January 16, 2025

Install and Run You Only Look Once (YOLO) computer vision model on GPU/CPU and Windows

In this brief computer vision tutorial, we explain how to install the You Only Look Once (YOLO) computer vision model. In this tutorial, we will install YOLO version 11. However, everything explained in this tutorial works for older or newer versions (after January 2025) of YOLO. The YOLO algorithm can be used for standard operations in computer vision: object detection, segmentation, classification, pose estimation, as well as for other computer vision tasks. The YouTube tutorial is given below.

Here is a brief demonstration of the performance of the algorithm. We randomly placed several objects on a table and took the photo of the scene by using our phone camera. Note that this is a real raw photo and not some overly processed photo found on the internet. The raw image is given below.

The image produced by YOLO is given below.

Prerequisites

Installation instructions

First, open Windows Command Prompt, and check the Python version

python --version 

If Python is installed, you should see the Python version. Next, create the workspace folder

cd\
mkdir testYolo
cd testYolo

Create the Python virtual environment and activate

python -m venv env1
env1\Scripts\activate.bat

Install the necessary libraries

pip install setuptools

Then install PyTorch CUDA. Visit this website to get the installation command.
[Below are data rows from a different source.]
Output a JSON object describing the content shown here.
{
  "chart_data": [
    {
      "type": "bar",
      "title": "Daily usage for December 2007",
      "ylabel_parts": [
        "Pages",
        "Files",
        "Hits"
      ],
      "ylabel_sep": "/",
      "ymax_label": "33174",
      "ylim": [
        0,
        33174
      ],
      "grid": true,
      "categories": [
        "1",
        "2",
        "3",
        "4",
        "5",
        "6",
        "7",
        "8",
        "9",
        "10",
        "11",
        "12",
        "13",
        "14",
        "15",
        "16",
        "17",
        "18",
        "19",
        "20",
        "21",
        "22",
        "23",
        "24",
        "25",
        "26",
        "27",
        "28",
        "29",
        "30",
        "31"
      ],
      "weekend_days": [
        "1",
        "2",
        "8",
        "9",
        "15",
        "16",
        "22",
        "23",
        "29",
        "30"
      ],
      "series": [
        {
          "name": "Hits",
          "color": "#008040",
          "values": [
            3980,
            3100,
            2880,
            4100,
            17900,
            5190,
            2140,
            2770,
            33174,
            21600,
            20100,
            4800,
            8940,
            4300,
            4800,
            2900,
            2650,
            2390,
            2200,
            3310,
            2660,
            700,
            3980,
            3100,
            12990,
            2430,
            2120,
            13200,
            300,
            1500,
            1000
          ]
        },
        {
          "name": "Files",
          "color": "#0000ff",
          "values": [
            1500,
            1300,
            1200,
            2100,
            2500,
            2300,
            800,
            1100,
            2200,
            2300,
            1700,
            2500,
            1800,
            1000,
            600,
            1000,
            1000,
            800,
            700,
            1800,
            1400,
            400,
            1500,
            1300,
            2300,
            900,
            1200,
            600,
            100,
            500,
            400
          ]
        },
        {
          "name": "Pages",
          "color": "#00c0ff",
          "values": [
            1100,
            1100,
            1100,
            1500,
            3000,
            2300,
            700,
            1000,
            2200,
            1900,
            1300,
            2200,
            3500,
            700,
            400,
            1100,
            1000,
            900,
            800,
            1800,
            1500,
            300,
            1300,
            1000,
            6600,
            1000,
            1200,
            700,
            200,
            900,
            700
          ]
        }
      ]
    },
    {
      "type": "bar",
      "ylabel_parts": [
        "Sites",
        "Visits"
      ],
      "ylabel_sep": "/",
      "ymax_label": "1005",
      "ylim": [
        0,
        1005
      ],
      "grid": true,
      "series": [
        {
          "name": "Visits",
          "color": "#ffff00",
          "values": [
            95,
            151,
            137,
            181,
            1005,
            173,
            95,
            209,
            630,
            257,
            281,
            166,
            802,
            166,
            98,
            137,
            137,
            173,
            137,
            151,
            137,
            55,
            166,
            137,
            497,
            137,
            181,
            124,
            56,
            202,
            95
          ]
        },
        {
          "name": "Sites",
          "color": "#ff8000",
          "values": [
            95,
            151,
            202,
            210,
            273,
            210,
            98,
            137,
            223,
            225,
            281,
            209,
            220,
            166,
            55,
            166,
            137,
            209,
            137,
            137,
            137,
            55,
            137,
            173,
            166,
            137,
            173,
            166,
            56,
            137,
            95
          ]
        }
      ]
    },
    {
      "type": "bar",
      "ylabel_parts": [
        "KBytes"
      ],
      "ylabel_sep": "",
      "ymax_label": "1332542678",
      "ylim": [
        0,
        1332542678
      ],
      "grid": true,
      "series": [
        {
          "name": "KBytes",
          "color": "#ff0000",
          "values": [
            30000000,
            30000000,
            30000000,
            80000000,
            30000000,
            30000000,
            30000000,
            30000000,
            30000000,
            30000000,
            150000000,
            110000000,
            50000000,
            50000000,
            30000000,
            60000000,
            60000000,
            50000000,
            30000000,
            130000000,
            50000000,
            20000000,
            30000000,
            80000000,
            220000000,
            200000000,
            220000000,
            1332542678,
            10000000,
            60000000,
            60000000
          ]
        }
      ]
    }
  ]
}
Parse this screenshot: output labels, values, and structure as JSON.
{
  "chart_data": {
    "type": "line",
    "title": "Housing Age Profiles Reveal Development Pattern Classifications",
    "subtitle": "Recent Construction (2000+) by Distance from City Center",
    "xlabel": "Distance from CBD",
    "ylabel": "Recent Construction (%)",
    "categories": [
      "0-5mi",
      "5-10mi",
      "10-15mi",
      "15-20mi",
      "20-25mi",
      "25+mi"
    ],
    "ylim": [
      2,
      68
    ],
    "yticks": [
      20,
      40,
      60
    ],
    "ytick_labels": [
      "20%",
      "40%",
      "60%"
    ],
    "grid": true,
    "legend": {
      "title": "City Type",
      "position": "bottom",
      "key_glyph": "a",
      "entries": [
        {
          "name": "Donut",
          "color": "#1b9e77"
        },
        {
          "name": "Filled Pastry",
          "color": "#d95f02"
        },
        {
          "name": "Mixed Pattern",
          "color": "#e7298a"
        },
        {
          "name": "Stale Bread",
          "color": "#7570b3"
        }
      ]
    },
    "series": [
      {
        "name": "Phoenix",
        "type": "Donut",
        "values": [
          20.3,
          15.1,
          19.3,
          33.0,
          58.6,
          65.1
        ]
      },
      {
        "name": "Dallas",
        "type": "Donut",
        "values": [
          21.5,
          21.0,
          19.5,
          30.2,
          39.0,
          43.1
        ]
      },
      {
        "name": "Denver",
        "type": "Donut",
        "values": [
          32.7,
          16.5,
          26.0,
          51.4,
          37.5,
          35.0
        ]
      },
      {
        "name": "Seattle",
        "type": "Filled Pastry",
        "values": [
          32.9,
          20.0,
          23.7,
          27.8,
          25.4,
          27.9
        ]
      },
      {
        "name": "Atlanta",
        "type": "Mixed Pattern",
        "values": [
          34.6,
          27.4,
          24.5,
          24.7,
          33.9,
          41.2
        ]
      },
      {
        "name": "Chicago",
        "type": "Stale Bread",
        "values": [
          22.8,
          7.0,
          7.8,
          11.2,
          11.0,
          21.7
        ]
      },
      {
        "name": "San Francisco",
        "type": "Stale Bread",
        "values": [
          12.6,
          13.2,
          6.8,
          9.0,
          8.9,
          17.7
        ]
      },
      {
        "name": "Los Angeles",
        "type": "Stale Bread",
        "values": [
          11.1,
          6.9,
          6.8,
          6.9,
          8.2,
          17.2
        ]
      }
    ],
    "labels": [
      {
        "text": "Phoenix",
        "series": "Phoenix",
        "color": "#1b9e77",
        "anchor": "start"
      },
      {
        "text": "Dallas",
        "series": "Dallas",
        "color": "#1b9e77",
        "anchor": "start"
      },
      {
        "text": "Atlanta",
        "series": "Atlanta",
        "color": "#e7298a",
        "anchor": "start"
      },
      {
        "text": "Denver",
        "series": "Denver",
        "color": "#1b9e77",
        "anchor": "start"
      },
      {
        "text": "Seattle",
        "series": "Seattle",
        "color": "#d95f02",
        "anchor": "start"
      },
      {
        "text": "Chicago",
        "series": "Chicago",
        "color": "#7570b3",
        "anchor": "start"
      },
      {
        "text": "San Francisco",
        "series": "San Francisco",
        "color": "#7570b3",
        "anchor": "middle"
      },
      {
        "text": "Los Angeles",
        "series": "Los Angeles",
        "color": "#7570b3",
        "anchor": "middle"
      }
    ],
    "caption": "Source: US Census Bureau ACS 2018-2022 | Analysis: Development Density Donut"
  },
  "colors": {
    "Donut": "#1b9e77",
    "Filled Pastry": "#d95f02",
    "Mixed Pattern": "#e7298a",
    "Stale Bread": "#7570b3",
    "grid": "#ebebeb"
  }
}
Then run the generated command:

pip3 install torch torchvision torchaudio --index-url https://download.pytorch.org/whl/cu124

Then install YOLO. The best strategy is to install the newest branch directly from GitHub

pip install git+https://github.com/ultralytics/ultralytics.git@main

Then copy a test image to the workspace folder and write the test Python code given below.

from ultralytics import YOLO

# Run inference on an image
# yolo11n.pt, yolo11s.pt, yolo11m.pt, yolo11l.pt, yolo11x.pt
model = YOLO("yolo11l.pt")
results = model("test2.jpg")  # results list

# Process results list
for result in results:
    boxes = result.boxes  # Boxes object for bounding box outputs
    masks = result.masks  # Masks object for segmentation masks outputs
    keypoints = result.keypoints  # Keypoints object for pose outputs
    probs = result.probs  # Probs object for classification outputs
    obb = result.obb  # Oriented boxes object for OBB outputs
    #result.show()  # display to screen
    result.save(filename="result.jpg")  # save to disk